Clement of Alexandria offered a different and more structured case. In his works, salvation appears as a progressive itinerary involving divine teaching, philosophical purification, knowledge, initiation, bodily discipline, transformation of the passions and assimilation to God. The project showed how Clement constructed Christian salvation through a sophisticated engagement with Greek philosophy and ritual language. His critique of pagan sacrifice and his reflections on food, weakness, knowledge and communal responsibility also demonstrated that salvation was not only an eschatological issue, but also an ethical, bodily and communal one.
The comparative framework was then strengthened through further work on Plutarch, Apuleius, Middle Platonism, Dio Chrysostom, Aelius Aristides, divination, prophecy, ritual mediation and natural philosophy. This expansion was not a departure from the project’s aims. It fulfilled the project’s initial design by showing that ancient salvation can be understood as a network of interconnected philosophical, religious and cultural trajectories.

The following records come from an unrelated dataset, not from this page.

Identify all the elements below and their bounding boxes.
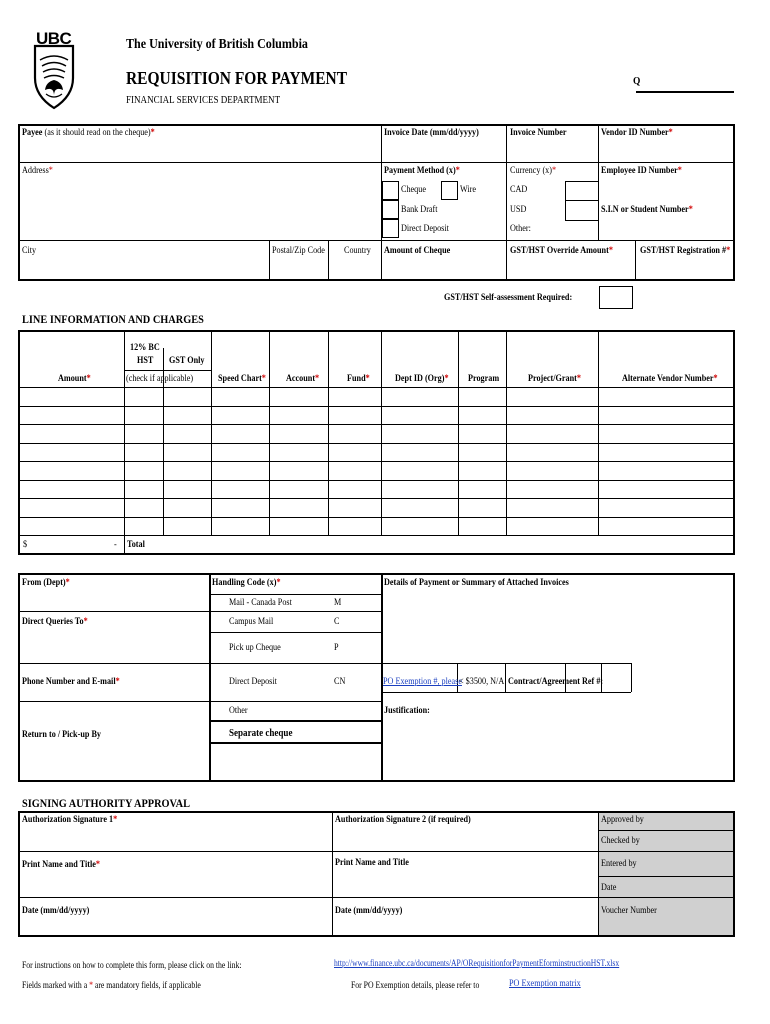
department-name: FINANCIAL SERVICES DEPARTMENT [126,95,281,106]
signing-heading: SIGNING AUTHORITY APPROVAL [22,796,191,810]
line-row-4[interactable] [20,444,732,460]
gst-registration-label: GST/HST Registration # * [640,246,730,257]
col-dept-id: Dept ID (Org) * [395,374,449,385]
handling-code-m: M [334,598,342,608]
city-field[interactable] [20,258,268,278]
logo-text: UBC [36,29,72,48]
col-hst-header: HST [137,356,154,366]
col-amount: Amount * [58,374,91,385]
contract-ref-label: Contract/Agreement Ref #: [508,677,604,687]
auth-signature-1-label: Authorization Signature 1 * [22,815,117,826]
handling-option-other[interactable]: Other [229,706,248,716]
line-row-2[interactable] [20,407,732,423]
print-name-1-label: Print Name and Title * [22,860,100,871]
vendor-id-label: Vendor ID Number * [601,128,673,139]
total-label: Total [127,540,145,550]
invoice-date-field[interactable] [382,140,505,160]
self-assessment-checkbox[interactable] [599,286,633,309]
handling-option-mail[interactable]: Mail - Canada Post [229,598,292,608]
line-info-heading: LINE INFORMATION AND CHARGES [22,312,204,326]
date-2-field[interactable] [334,918,597,934]
date-1-field[interactable] [20,918,331,934]
date-1-label: Date (mm/dd/yyyy) [22,906,90,916]
return-pickup-label: Return to / Pick-up By [22,730,101,740]
line-row-5[interactable] [20,462,732,479]
self-assessment-label: GST/HST Self-assessment Required: [444,293,573,303]
direct-queries-field[interactable] [20,630,208,662]
office-voucher-number: Voucher Number [601,906,657,916]
po-threshold-text: < $3500, N/A [459,677,505,687]
direct-deposit-label: Direct Deposit [401,224,449,234]
gst-registration-field[interactable] [636,258,732,278]
from-dept-label: From (Dept) * [22,578,70,589]
office-entered-by: Entered by [601,859,637,869]
line-row-7[interactable] [20,499,732,516]
col-fund: Fund * [347,374,370,385]
col-gst-header: GST Only [169,356,205,366]
gst-override-field[interactable] [507,258,634,278]
col-project-grant: Project/Grant * [528,374,581,385]
cad-checkbox[interactable] [565,181,599,202]
handling-option-campus[interactable]: Campus Mail [229,617,274,627]
country-field[interactable] [329,258,380,278]
auth-signature-1-field[interactable] [20,828,331,850]
separate-cheque-option[interactable]: Separate cheque [229,728,293,739]
postal-label: Postal/Zip Code [272,246,325,256]
po-exemption-matrix-link[interactable]: PO Exemption matrix [509,979,581,989]
form-title: REQUISITION FOR PAYMENT [126,68,348,88]
col-program: Program [468,374,500,384]
total-amount-value: - [114,540,117,550]
po-details-text: For PO Exemption details, please refer to [351,980,480,990]
ubc-logo [32,30,76,110]
col-alternate-vendor: Alternate Vendor Number * [622,374,718,385]
bank-draft-label: Bank Draft [401,205,438,215]
invoice-number-field[interactable] [507,140,597,160]
justification-label: Justification: [384,706,430,716]
postal-field[interactable] [270,258,327,278]
office-checked-by: Checked by [601,836,640,846]
payment-method-label: Payment Method (x) * [384,166,460,177]
usd-label: USD [510,205,527,215]
sin-label: S.I.N or Student Number * [601,205,693,216]
amount-of-cheque-field[interactable] [382,258,505,278]
invoice-number-label: Invoice Number [510,128,567,138]
handling-option-pickup[interactable]: Pick up Cheque [229,643,281,653]
contract-ref-field[interactable] [602,664,630,691]
direct-deposit-checkbox[interactable] [382,219,399,238]
address-field[interactable] [20,178,380,238]
line-row-3[interactable] [20,425,732,442]
cheque-checkbox[interactable] [382,181,399,200]
amount-of-cheque-label: Amount of Cheque [384,246,451,256]
cheque-label: Cheque [401,185,426,195]
auth-signature-2-label: Authorization Signature 2 (if required) [335,815,471,825]
check-if-applicable: (check if applicable) [126,374,194,384]
handling-code-c: C [334,617,340,627]
details-label: Details of Payment or Summary of Attached Invoices [384,578,569,588]
payee-label: Payee (as it should read on the cheque)* [22,128,155,138]
other-currency-label: Other: [510,224,531,234]
currency-label: Currency (x) * [510,166,556,177]
line-row-1[interactable] [20,388,732,405]
cad-label: CAD [510,185,528,195]
handling-option-direct-deposit[interactable]: Direct Deposit [229,677,277,687]
gst-override-label: GST/HST Override Amount * [510,246,613,257]
line-row-6[interactable] [20,481,732,497]
university-name: The University of British Columbia [126,37,308,52]
address-label: Address * [22,166,53,177]
col-speed-chart: Speed Chart * [218,374,266,385]
phone-email-label: Phone Number and E-mail * [22,677,120,688]
usd-checkbox[interactable] [565,200,599,221]
date-2-label: Date (mm/dd/yyyy) [335,906,403,916]
bank-draft-checkbox[interactable] [382,200,399,219]
sin-field[interactable] [599,218,732,239]
wire-checkbox[interactable] [441,181,458,200]
handling-code-label: Handling Code (x) * [212,578,281,589]
justification-field[interactable] [383,718,732,779]
details-field[interactable] [383,592,732,662]
print-name-2-label: Print Name and Title [335,858,409,868]
col-account: Account * [286,374,319,385]
wire-label: Wire [460,185,477,195]
print-name-2-field[interactable] [334,872,597,896]
mandatory-note: Fields marked with a * are mandatory fields, if applicable [22,980,201,990]
handling-code-p: P [334,643,339,653]
total-dollar-sign: $ [23,540,28,550]
payee-field[interactable] [20,140,380,160]
country-label: Country [344,246,371,256]
employee-id-field[interactable] [599,178,732,198]
office-approved-by: Approved by [601,815,644,825]
invoice-date-label: Invoice Date (mm/dd/yyyy) [384,128,479,138]
handling-code-cn: CN [334,677,346,687]
city-label: City [22,246,37,256]
instructions-text: For instructions on how to complete this form, please click on the link: [22,960,242,970]
col-12bc-header: 12% BC [130,343,160,353]
office-date: Date [601,883,617,893]
po-exemption-link[interactable]: PO Exemption #, please [383,677,462,687]
auth-signature-2-field[interactable] [334,828,597,850]
from-dept-field[interactable] [20,590,208,610]
vendor-id-field[interactable] [599,140,732,160]
q-label: Q [633,75,641,87]
instructions-link[interactable]: http://www.finance.ubc.ca/documents/AP/ORequisitionforPaymentEforminstructionHST.xlsx [334,959,620,969]
q-line [636,91,734,93]
employee-id-label: Employee ID Number * [601,166,682,177]
line-row-8[interactable] [20,518,732,534]
direct-queries-label: Direct Queries To * [22,617,88,628]
return-pickup-field[interactable] [20,743,208,779]
print-name-1-field[interactable] [20,872,331,896]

The project produced substantial scientific outputs: ten invited or accepted conference presentations, five organised or co-organised public or scientific events, peer-reviewed book chapters, a peer-reviewed special issue, invited encyclopaedia entries, two collective volumes under contract or in preparation, and several articles under review or in preparation. It also generated a wider follow-up research agenda, developed into an ERC Consolidator Grant proposal that reached the interview stage in October 2025.